A new William Boyd novel is always to be welcomed, and as with the superb Sweet Caress from 2015, Boyd has returned to a familiar “whole life” novel. (A recent Guardian piece by Boyd explores that challenges of this form, and notes how relatively few novels of this type there are).

Love is Blind tells the story of Brodie Moncur, the son of a fire and brimstone Scottish clergyman, who takes up the trade of piano tuner for a piano building business in Edinburgh. Soon enough Brodie moves on to a late 19th century Paris where the young, free and single man attempts to support the growth of the piano business by sponsoring performers to use their pianos.

In this way he runs into the ‘Irish Liszt’, John Kilbarron and his business partner brother Malachi. He also meets the Russian opera singer Lika. And so begins a tale that wanders across turn of the century Europe and further beyond. 

Whole life novels like this need to condense a lot into a few pages, meaning that the plot tends to move along apace. Yet, we still need to time to get a feeling for the place and the period that we’re in.

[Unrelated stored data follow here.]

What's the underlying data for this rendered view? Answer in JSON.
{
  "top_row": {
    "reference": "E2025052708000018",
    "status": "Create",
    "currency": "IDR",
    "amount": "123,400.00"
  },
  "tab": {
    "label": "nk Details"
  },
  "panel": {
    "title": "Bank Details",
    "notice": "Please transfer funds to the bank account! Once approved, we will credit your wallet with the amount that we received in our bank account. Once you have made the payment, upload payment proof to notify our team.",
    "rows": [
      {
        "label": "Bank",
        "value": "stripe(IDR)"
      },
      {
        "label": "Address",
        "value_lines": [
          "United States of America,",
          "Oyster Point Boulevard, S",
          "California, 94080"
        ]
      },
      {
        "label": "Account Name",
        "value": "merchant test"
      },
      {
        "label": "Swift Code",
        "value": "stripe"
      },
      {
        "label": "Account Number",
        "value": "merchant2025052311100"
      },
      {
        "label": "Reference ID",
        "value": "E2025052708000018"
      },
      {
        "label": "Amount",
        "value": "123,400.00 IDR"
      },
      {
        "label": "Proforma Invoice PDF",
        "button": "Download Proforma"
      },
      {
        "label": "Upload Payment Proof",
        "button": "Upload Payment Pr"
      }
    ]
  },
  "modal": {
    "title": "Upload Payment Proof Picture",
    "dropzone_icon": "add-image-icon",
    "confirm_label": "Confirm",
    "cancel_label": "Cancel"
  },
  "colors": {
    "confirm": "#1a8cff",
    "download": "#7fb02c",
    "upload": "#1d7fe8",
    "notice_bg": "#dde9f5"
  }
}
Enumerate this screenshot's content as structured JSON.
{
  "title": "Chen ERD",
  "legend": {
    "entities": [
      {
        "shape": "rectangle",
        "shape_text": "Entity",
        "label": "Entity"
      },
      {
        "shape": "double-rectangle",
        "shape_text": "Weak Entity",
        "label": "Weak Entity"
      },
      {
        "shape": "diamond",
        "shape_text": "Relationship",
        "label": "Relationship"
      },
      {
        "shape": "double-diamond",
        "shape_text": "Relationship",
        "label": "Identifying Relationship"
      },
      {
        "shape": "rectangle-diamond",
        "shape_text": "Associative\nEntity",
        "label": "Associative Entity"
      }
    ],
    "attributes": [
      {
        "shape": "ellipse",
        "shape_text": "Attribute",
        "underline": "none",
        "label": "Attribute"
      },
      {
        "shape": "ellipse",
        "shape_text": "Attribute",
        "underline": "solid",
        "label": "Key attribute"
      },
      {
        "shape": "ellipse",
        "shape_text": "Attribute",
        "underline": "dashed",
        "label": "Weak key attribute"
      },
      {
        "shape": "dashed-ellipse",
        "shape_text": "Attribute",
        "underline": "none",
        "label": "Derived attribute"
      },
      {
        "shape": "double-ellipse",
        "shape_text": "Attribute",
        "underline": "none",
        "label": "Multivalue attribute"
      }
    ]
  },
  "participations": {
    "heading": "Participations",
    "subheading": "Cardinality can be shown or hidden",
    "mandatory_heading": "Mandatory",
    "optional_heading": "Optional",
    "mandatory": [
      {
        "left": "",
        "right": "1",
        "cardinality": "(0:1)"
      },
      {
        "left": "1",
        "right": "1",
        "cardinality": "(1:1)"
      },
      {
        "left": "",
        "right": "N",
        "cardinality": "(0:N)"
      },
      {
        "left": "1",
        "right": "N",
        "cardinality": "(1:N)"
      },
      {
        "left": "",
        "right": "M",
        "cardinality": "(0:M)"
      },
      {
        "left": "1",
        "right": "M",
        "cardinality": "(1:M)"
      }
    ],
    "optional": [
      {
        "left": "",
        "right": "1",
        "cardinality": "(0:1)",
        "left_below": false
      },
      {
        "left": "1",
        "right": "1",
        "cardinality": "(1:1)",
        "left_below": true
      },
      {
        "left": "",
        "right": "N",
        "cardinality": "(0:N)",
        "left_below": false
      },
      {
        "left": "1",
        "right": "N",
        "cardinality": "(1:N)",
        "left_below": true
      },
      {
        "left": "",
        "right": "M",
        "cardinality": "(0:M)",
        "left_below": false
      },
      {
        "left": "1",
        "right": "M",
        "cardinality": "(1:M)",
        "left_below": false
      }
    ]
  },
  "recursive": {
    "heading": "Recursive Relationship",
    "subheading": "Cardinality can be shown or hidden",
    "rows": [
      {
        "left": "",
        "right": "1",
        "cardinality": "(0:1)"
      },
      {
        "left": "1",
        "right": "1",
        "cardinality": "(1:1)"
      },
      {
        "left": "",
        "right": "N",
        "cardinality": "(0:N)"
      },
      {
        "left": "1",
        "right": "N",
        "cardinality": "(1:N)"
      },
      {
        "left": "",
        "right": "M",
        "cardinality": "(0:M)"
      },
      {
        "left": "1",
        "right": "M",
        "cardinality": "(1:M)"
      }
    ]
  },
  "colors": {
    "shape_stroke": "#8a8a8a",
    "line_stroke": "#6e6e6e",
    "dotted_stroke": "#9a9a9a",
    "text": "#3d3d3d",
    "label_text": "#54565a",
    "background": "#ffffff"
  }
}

Boyd does this comfortably – his siblings trapped in the family home with their overbearing father ruling the roost; Edinburgh, Paris and Nice as the horse seems to be slowly beginning to make way for the motor car; and the high society of ‘Piter’ – St Petersburg.

The narrative keeps moving forward, and the characters feel real enough – big and bold though they may be at times. While perhaps not quite as strong as Sweet Caress which was a remarkable novel presenting us with photographs ‘taken’ by its protagonist, I was nonetheless entranced by this and when the end was reached, could have stayed on for much more.

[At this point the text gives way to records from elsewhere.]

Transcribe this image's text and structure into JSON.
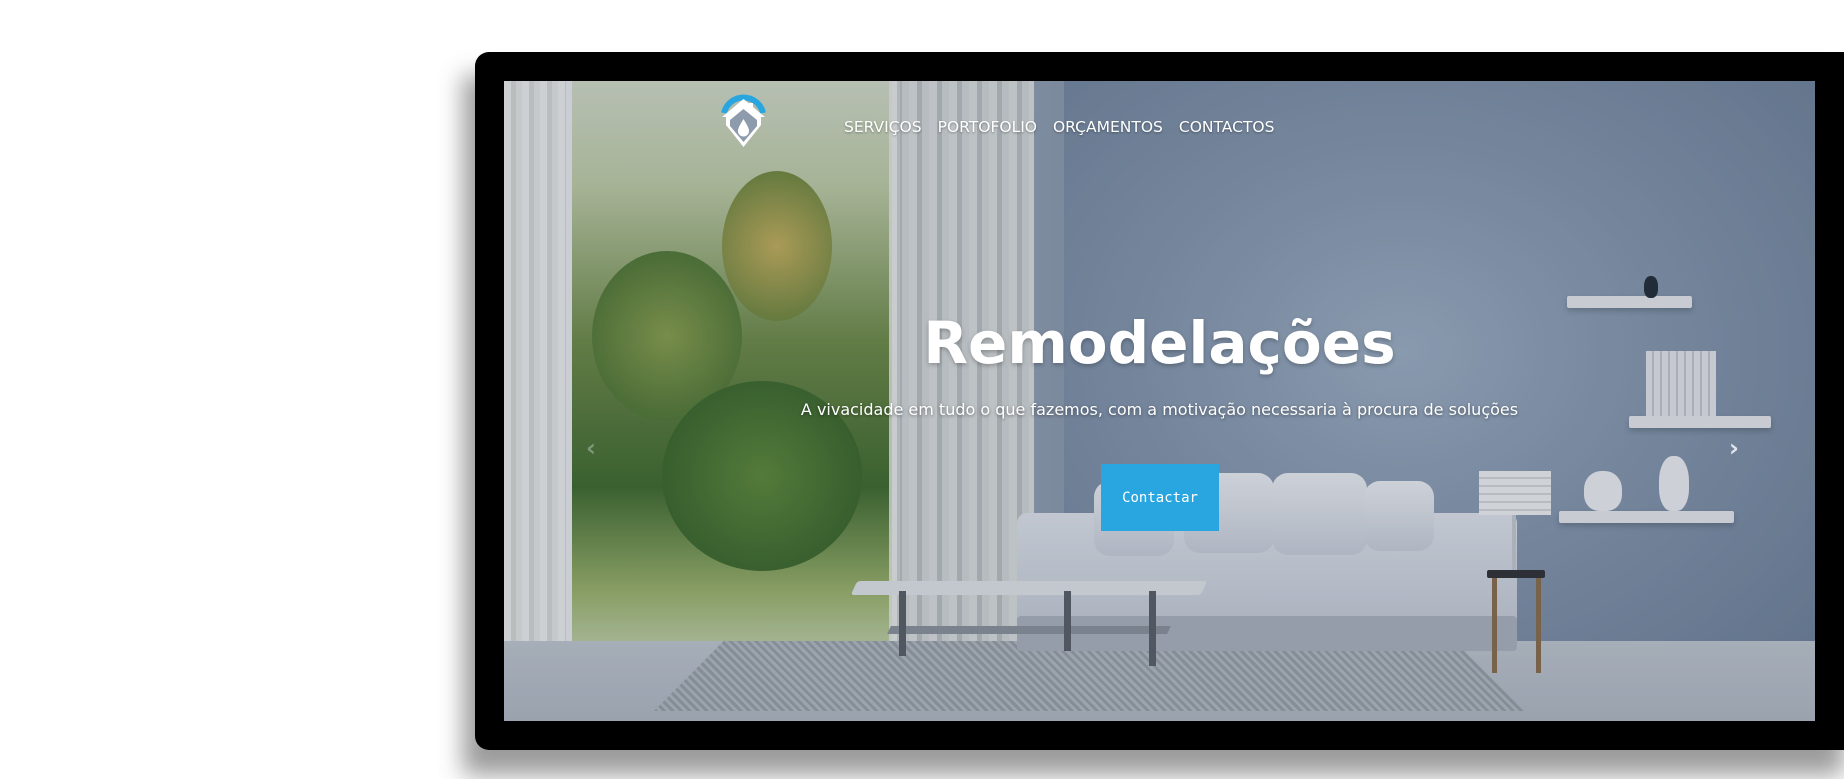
{
  "nav": {
    "items": [
      {
        "label": "SERVIÇOS"
      },
      {
        "label": "PORTOFOLIO"
      },
      {
        "label": "ORÇAMENTOS"
      },
      {
        "label": "CONTACTOS"
      }
    ]
  },
  "hero": {
    "title": "Remodelações",
    "subtitle": "A vivacidade em tudo o que fazemos, com a motivação necessaria à procura de soluções",
    "cta_label": "Contactar",
    "prev_arrow": "‹",
    "next_arrow": "›"
  },
  "colors": {
    "accent": "#29a6e0",
    "frame": "#000000",
    "text": "#ffffff"
  },
  "icons": {
    "logo": "house-drop-logo-icon",
    "prev": "chevron-left-icon",
    "next": "chevron-right-icon"
  }
}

Reading this also made me realise that I really do need to return to The New Confessions, Boyd’s 1987 novel that I first read around that time. My paperback edition is around somewhere…

Prior to reading Love is Blind, I finally caught up with Boyd’s recent collection of short stories, The Dreams of Bethany Mellmoth. While some characters are shared between stories, these are a series of mostly unrelated contemporary tales. I especially enjoyed the epistolary story of letters from an increasingly exasperated producer attempting to get a film off the ground. The story of the title is more of a novella, and is easily the best of the bunch as we follow Bethany through her early life and loves, and a series of jobs largely organised by her mother. The final story has the best hook, yet is perhaps the weakest and seems to stop a little too abruptly. But the short story seems to be a neglected medium – fit only for 15 minute slots on Radio 4, and to pad out seasonal editions of broadsheet newspapers when popular crime writers are commissioned to pen a festive whodunit. You won’t spend long on these tales, but they’re fun while you’re there.